A la orilla de la carretera, en el Campo 5 del Valle del Yaqui, hay un puesto que se ha convertido en una parada obligada para muchos automovilistas. Ahí trabaja Martha, mejor conocida como “Martha Nopalera”.
Desde hace 12 años se dedica a vender los frutos que da la región, pero es el nopal el producto que le permite llevar el sustento a su hogar.
Quienes recorren esta ruta ya la conocen. Saben que encontrarán nopales frescos, limpios y listos para preparar.
Martha recuerda que no siempre estuvo sola. Hace algunos años compartía este trabajo con otras nueve mujeres dedicadas a la misma actividad, pero con el paso del tiempo todas dejaron el oficio.
Hoy ella es la única que permanece.
Y aunque pudiera parecer que las ventas son pocas, asegura que sus nopales son muy buscados, ya que en los alrededores prácticamente nadie más los ofrece.
Acompañada por su hijo, también ha sido testigo de cómo el trabajo ha evolucionado.
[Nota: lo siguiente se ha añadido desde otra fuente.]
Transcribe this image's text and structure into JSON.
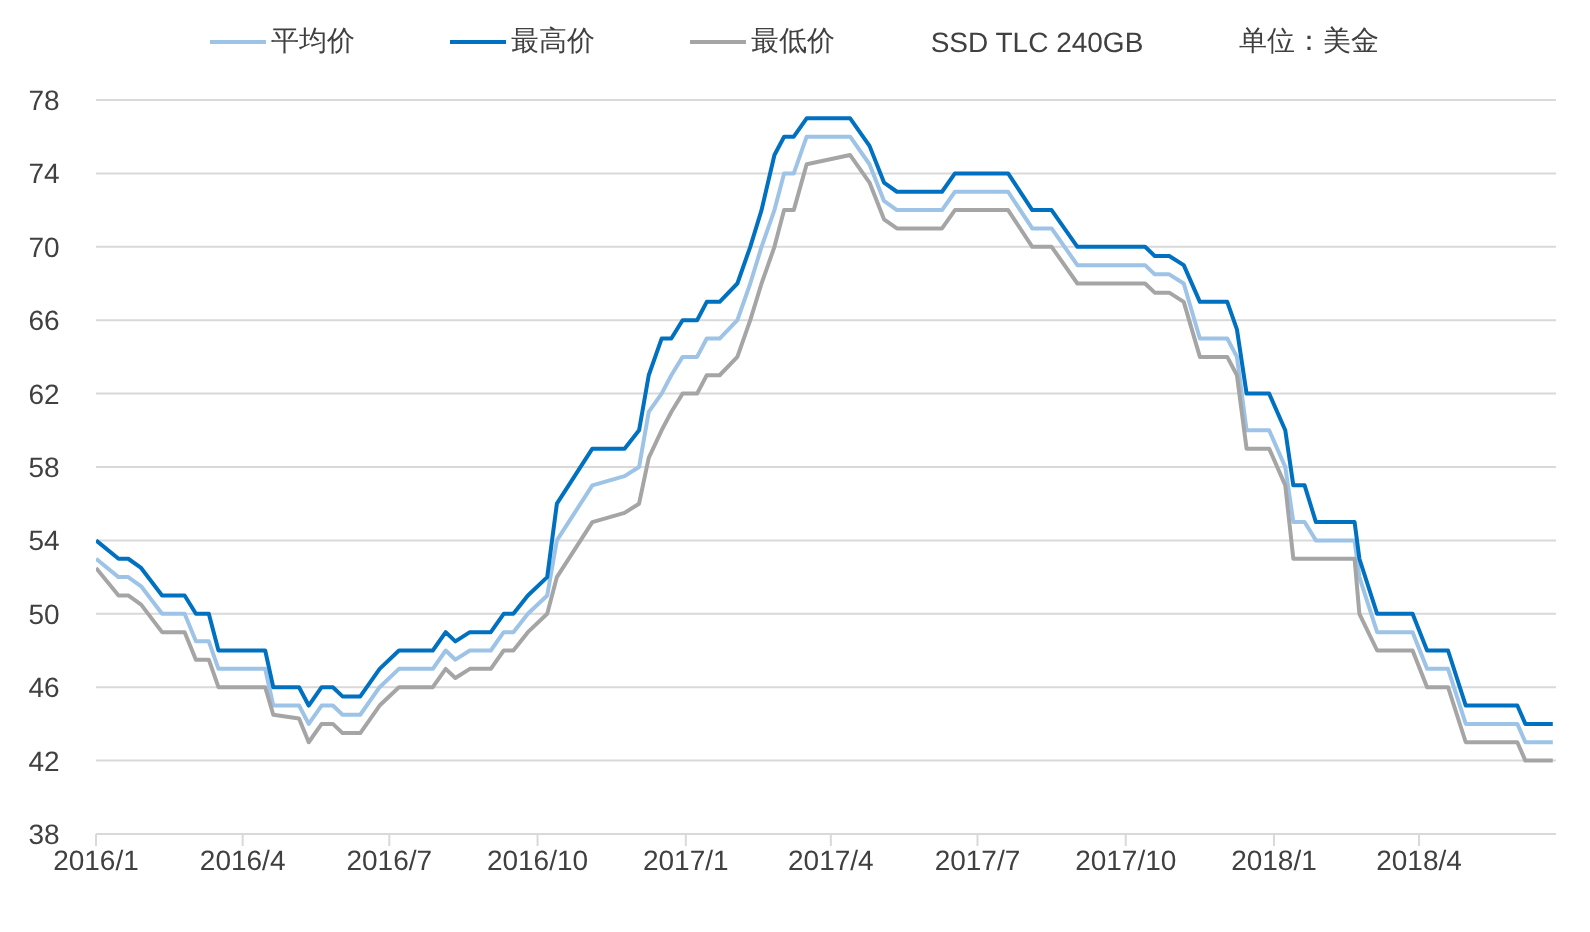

Antes limpiaban cada nopal únicamente con un cuchillo; ahora utilizan herramientas que les ayudan a agilizar el proceso y atender a más clientes.
Entre el sol, el polvo de la carretera y el trabajo diario, Martha mantiene viva una actividad que forma parte de la vida del Valle del Yaqui, demostrando que la perseverancia sigue dando frutos.